17.12.2014Artikel drucken

Weiterer Meinungsaustausch über Postpersonalrechtsgesetz

Aktuelle Fragen der Novellierung des Postpersonalrechtsgesetzes standen heute im Mittelpunkt eines Meinungsaustauschs des DPVKOM-Bundesvorsitzenden Volker Geyer (l.) und dem stellvertretenden dbb-Bundesvorsitzenden Hans-Ulrich Benra (r.) mit dem Obmann der CDU/CSU-Fraktion im Haushaltsausschuss des Deutschen Bundestages, Norbert Barthle.
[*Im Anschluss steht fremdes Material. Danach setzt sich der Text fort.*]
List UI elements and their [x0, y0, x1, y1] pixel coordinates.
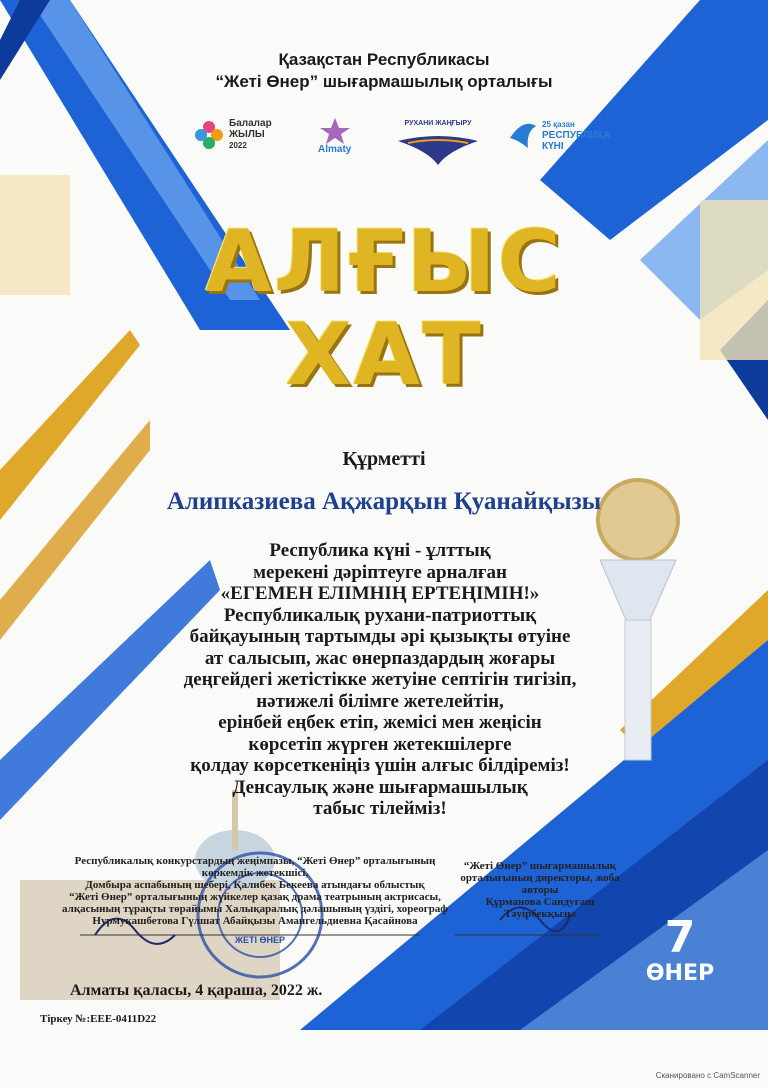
body-line: Республика күні - ұлттық: [269, 540, 491, 561]
signature-text-line: алқасының тұрақты төрайымы Халықаралық дәлашының үздігі, хореограф: [62, 903, 448, 915]
signature-text-line: Республикалық конкурстардың жеңімпазы, “Жеті Өнер” орталығының көркемдік жетекшісі,: [74, 855, 436, 879]
body-line: көрсетіп жүрген жетекшілерге: [248, 733, 512, 755]
body-line: Республикалық рухани-патриоттық: [223, 604, 537, 626]
logo-line: ЖЫЛЫ: [229, 129, 265, 140]
respublika-kuni-logo: [508, 118, 610, 152]
body-line: табыс тілейміз!: [313, 798, 447, 819]
stamp-text: ЖЕТІ ӨНЕР: [234, 935, 286, 945]
signature-text-line: “Жеті Өнер” шығармашылық: [463, 860, 617, 872]
city-date: Алматы қаласы, 4 қараша, 2022 ж.: [70, 982, 323, 999]
signature-text-line: орталығының директоры, жоба авторы: [460, 872, 620, 896]
signature-text-line: “Жеті Өнер” орталығының жүйкелер қазақ драма театрының актрисасы,: [69, 891, 441, 903]
body-line: қолдау көрсеткеніңіз үшін алғыс білдіреміз!: [190, 755, 570, 776]
salutation: Құрметті: [342, 448, 426, 470]
almaty-logo: [318, 118, 351, 155]
emblem-text: ӨНЕР: [645, 961, 715, 986]
organization-name: “Жеті Өнер” шығармашылық орталығы: [215, 72, 553, 91]
emblem-number: 7: [664, 912, 696, 963]
scanner-watermark: Сканировано с CamScanner: [655, 1071, 760, 1080]
star-icon: [320, 118, 350, 144]
dove-icon: [508, 118, 538, 152]
zheti-oner-emblem: [630, 912, 730, 1015]
body-line: мерекені дәріптеуге арналған: [253, 561, 507, 583]
signature-text-line: Домбыра аспабының шебері, Қалибек Бекеева атындағы облыстық: [85, 879, 425, 891]
body-line: «ЕГЕМЕН ЕЛІМНІҢ ЕРТЕҢІМІН!»: [220, 583, 540, 604]
bird-icon: [398, 131, 478, 165]
logo-line: РУХАНИ ЖАҢҒЫРУ: [404, 120, 472, 127]
body-line: деңгейдегі жетістікке жетуіне септігін тигізіп,: [183, 669, 577, 690]
logo-line: Балалар: [229, 118, 272, 129]
body-line: ат салысып, жас өнерпаздардың жоғары: [204, 647, 556, 669]
logo-line: 25 қазан: [542, 119, 575, 129]
body-line: байқауының тартымды әрі қызықты өтуіне: [189, 626, 571, 647]
logo-line: РЕСПУБЛИКА: [542, 129, 611, 141]
right-signature-block: [455, 860, 625, 920]
logo-line: 2022: [229, 141, 247, 150]
signature-text-line: Құрманова Сандуғаш Тәуірбекқызы: [485, 896, 595, 920]
rukhani-zhangyru-logo: [398, 118, 478, 165]
signature-text-line: Нурмукашбетова Гүлшат Абайқызы Амангельдиевна Қасайнова: [92, 915, 418, 927]
body-line: ерінбей еңбек етіп, жемісі мен жеңісін: [218, 712, 542, 733]
body-line: нәтижелі білімге жетелейтін,: [256, 690, 504, 712]
logo-line: КҮНІ: [542, 140, 564, 152]
flower-icon: [193, 119, 225, 151]
title-line2: ХАТ: [285, 305, 483, 405]
body-line: Денсаулық және шығармашылық: [232, 776, 528, 798]
recipient-name: Алипказиева Ақжарқын Қуанайқызы: [166, 488, 602, 515]
logo-line: Almaty: [318, 144, 352, 155]
registration-number: Тіркеу №:ЕЕЕ-0411D22: [40, 1013, 157, 1025]
organization-country: Қазақстан Республикасы: [278, 50, 490, 69]
title-line1: АЛҒЫС: [205, 212, 563, 312]
left-signature-block: [55, 855, 455, 927]
balalar-zhyly-logo: [193, 118, 272, 151]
Der Mitte Oktober 2014 von der Bundesregierung beschlossene Gesetzentwurf zur Weiterentwicklung des Personalrechts der Beamtinnen und Beamten der früheren Deutschen Bundespost durchläuft gerade das parlamentarische Verfahren. Er beinhaltet die größte Reform dieser Art seit der Postreform II im Jahr 1995. Die Dienstherrnbefugnisse, welche derzeit nur den drei Postnachfolgeunternehmen Post, Postbank, Telekom obliegen, sollen aufgrund dieses Gesetzes künftig bei Bedarf per Rechtsverordnung auf jedes x-beliebige Unternehmen übertragen werden können. Außerdem ist vorgesehen, dass die Bundesanstalt für Post und Telekommunikation die Bearbeitung von Versorgung und Beihilfe der Beamten und Ruheständler vollständig übernimmt.

Die DPVKOM konnte zusammen mit dem dbb in den bisherigen Gesprächen mit dem zuständigen Bundesministerium der Finanzen einige Verbesserungen bezüglich der geplanten Novellierung erzielen. So ist der unterwertige Einsatz von Beamtinnen und Beamten auch künftig nur vorübergehend möglich und nur innerhalb ihrer Laufbahngruppe. Sollen Beamtinnen und Beamten länger als zwei Jahre unterwertig eingesetzt werden, so geht das nur mit ihrer Zustimmung. Widerspruch und Klage gegen eine Zuweisung haben auch künftig aufschiebende Wirkung. Damit konnte die DPVKOM wichtige Erfolge im Interesse der Beamtinnen und Beamten erreichen.

Um eine rechtssichere Neuregelung umsetzen zu können, bedarf es nach Auffassung des DPVKOM-Bundesvorsitzenden mehr Zeit und einer umfänglichen Prüfung, an der die Bundesregierung, Unternehmen und Gewerkschaften beteiligt sein sollten. Der Haushaltspolitiker Barthle erklärte sich dazu bereit, die Erwägungen der DPVKOM und des dbb, insbesondere das vorgetragene Zeitargument zu prüfen und gegebenenfalls auf den straffen Zeitplan zur Verabschiedung des Postpersonalrechtsgesetzes einzuwirken.